Japan’s LDP May Share Committee Chair Posts With Opposition; Powerful Budget Committee Chair Under Consideration
13:15 JST, November 7, 2024
The Liberal Democratic Party is putting the final touches on a plan to hand the influential post of House of Representatives Budget Committee chairperson to an opposition party member, The Yomiuri Shimbun has learned.
The chairperson presides over deliberations in the committee. The LDP’s move comes as opposition parties including the Constitutional Democratic Party of Japan flex their muscles and demand more key posts following their hefty gains in last month’s lower house election. The chamber’s committees will each need a chairperson appointed for the special Diet session set to be convened Monday.

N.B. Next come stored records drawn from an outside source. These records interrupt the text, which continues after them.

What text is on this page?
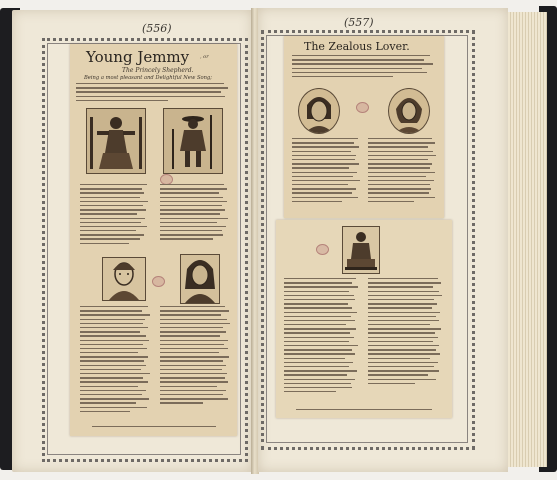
(556)
Young Jemmy , or
The Princely Shepherd.
Being a most pleasant and Delightful New Song;
(557)
The Zealous Lover.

On Wednesday, the lower house held a meeting of a multiparty council as an alternative to the chamber’s Rules and Administration Committee, which does not presently exist because the house is dissolved. At this meeting, the LDP proposed that the lower house posts of speaker and committee chairs be allocated in a way similar to their allocation before the election. However, the opposition camp pushed back against this plan and blasted the LDP’s approach.
“All opposition parties flatly dismissed that suggestion. It’s out of the question,” CDPJ lower house member Yoichiro Aoyagi said to reporters after the meeting.
Although there are no rules stating that chairperson posts should be allocated based on how many seats a party holds, the opposition parties have put forward a proposal that would apportion these posts using the D’Hondt method. Under this method and based on the number of seats held by each party, the LDP would get eight posts, its ruling coalition partner, Komeito, would have one, and the opposition parties would receive eight.
The view that conceding some posts is unavoidable has spread through the ruling camp. The committee chairperson wields considerable authority over matters such as the holding of committee meetings and proceedings during these meetings. Relinquishing this post to the opposition side could give those parties influence over discussions on the draft budget and important legislation.
During the extraordinary Diet session convened in 2013 during the second administration of Prime Minister Shinzo Abe, the ruling parties gave up on passing a bill relating to reform of the national public servant system. This bill’s centerpiece was the establishment of a cabinet bureau of personnel affairs. A member of the then Democratic Party of Japan was chair of the House of Councillors Cabinet Committee that would discuss the bill, and the ruling parties decided to drop their plan due to expectations that these discussions would face heavy going.
“It will become more difficult to submit important legislation to committees that are headed by the opposition parties,” a senior LDP official said.